Seulement en juillet, la baisse a été encore plus marquée : les exportations agricoles et alimentaires américaines vers l'île ont atteint 35,41 millions de dollars, soit 16,4 % de moins que les 42,35 millions enregistrés en juillet 2025, bien que supérieures aux 31,46 millions de juillet 2024.
Malgré la contraction dans le secteur alimentaire, le commerce total entre les deux pays en 2026 présente un panorama plus complexe et, dans certains domaines, surprenant.
Les exportations de combustibles et d'huiles des États-Unis vers Cuba ont atteint 156,88 millions de dollars entre janvier et juillet 2026, un saut sans précédent par rapport aux seulement 311 558 dollars de l'année 2025 et aux 938 894 dollars de l'année 2024, stimulées par des autorisations de l'administration Trump-Vance au secteur privé cubain pour importer du carburant.

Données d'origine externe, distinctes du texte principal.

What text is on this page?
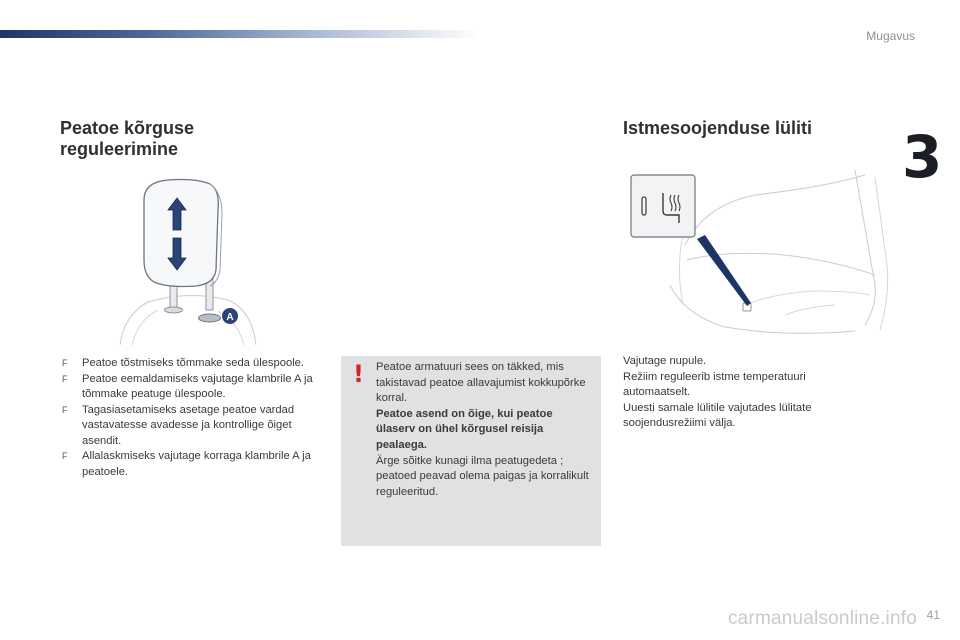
Mugavus
3
Peatoe kõrguse reguleerimine
A
F Peatoe tõstmiseks tõmmake seda ülespoole.
F Peatoe eemaldamiseks vajutage klambrile A ja tõmmake peatuge ülespoole.
F Tagasiasetamiseks asetage peatoe vardad vastavatesse avadesse ja kontrollige õiget asendit.
F Allalaskmiseks vajutage korraga klambrile A ja peatoele.
! Peatoe armatuuri sees on täkked, mis takistavad peatoe allavajumist kokkupõrke korral.

Peatoe asend on õige, kui peatoe ülaserv on ühel kõrgusel reisija pealaega.

Ärge sõitke kunagi ilma peatugedeta ; peatoed peavad olema paigas ja korralikult reguleeritud.

Istmesoojenduse lüliti

Vajutage nupule.

Režiim reguleerib istme temperatuuri automaatselt.

Uuesti samale lülitile vajutades lülitate soojendusrežiimi välja.

carmanualsonline.info 41
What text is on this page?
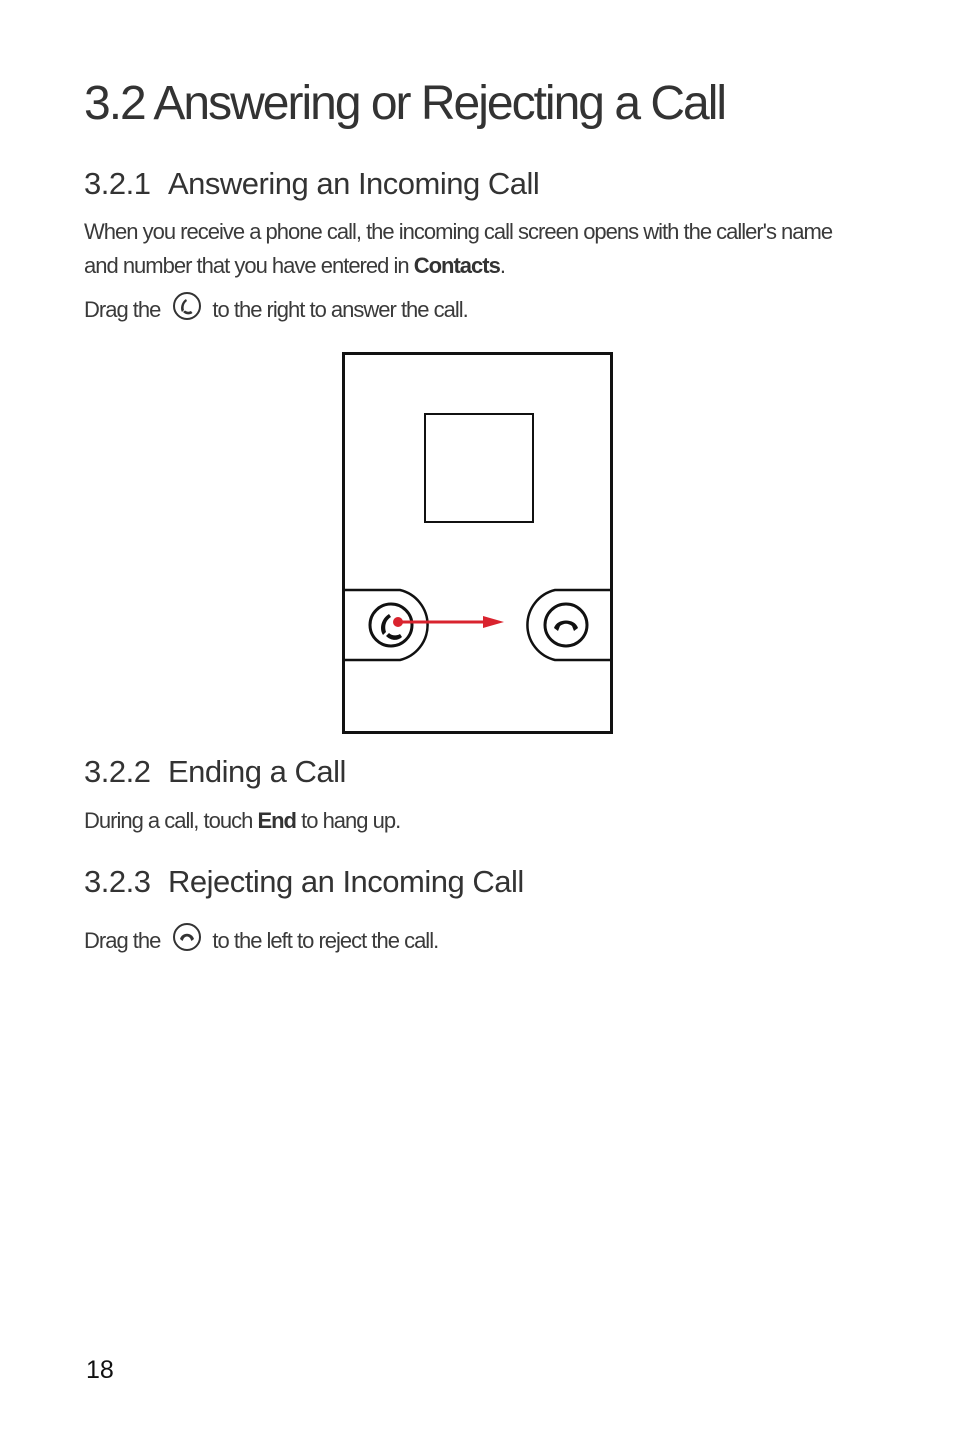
3.2 Answering or Rejecting a Call
3.2.1 Answering an Incoming Call

When you receive a phone call, the incoming call screen opens with the caller's name
and number that you have entered in Contacts.

Drag the to the right to answer the call.

3.2.2 Ending a Call

During a call, touch End to hang up.

3.2.3 Rejecting an Incoming Call

Drag the to the left to reject the call.

18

Au cours de cette même période, les exportations de véhicules, de motos, de vélos et de pièces de rechange ont totalisé 91,02 millions de dollars, consolidant une tendance qui, depuis 2022, a accumulé plus de 766 millions de dollars en ventes au secteur privé cubain sous différentes administrations américaines.
Parmi les produits phares de juillet figurent des cellules solaires, des modules et des panneaux photovoltaïques, totalisant 4,69 millions de dollars, ainsi que des lave-linge à pièces pour 117 905 dollars et des combos réfrigérateur-congélateur pour 85 190 dollars, tous destinés au secteur privé émergent de l'île.
Cuba occupe la 50ème place parmi les 220 marchés d'exportation agricole des États-Unis en juillet 2026, et la 51ème place au cumul annuel, une position qui reflète à la fois l'ampleur de sa dépendance alimentaire et les limitations structurelles de son économie.
Y il est vrai que l'île importe entre 70 % et 80 % des aliments qu'elle consomme, avec une facture externe annuelle estimée à environ 2,4 milliards de dollars, conséquence directe de décennies de politiques agricoles échouées sous la dictature.
La baisse des achats alimentaires contraste avec le record historique enregistré par le commerce total entre les deux pays au premier semestre de 2026 : 525,1 millions de dollars d'exportations des États-Unis vers Cuba, le niveau le plus élevé pour cette période depuis 1992, avec juin comme mois record, dépassant les 117,5 millions.
En juillet, aucune exportation de produits sanitaires n'a été enregistrée sous la Loi sur la Démocratie Cubaine, tandis que les dons humanitaires ont atteint 26,47 millions de dollars, un montant qui souligne l'ampleur de la crise à laquelle fait face la population cubaine.
La réduction des achats de nourriture aux États-Unis se produit dans un contexte où le régime cubain fait face à une pénurie alimentaire chronique, sans capacité de production interne suffisante ni devises pour soutenir le niveau d'importations dont l'île a besoin pour nourrir sa population.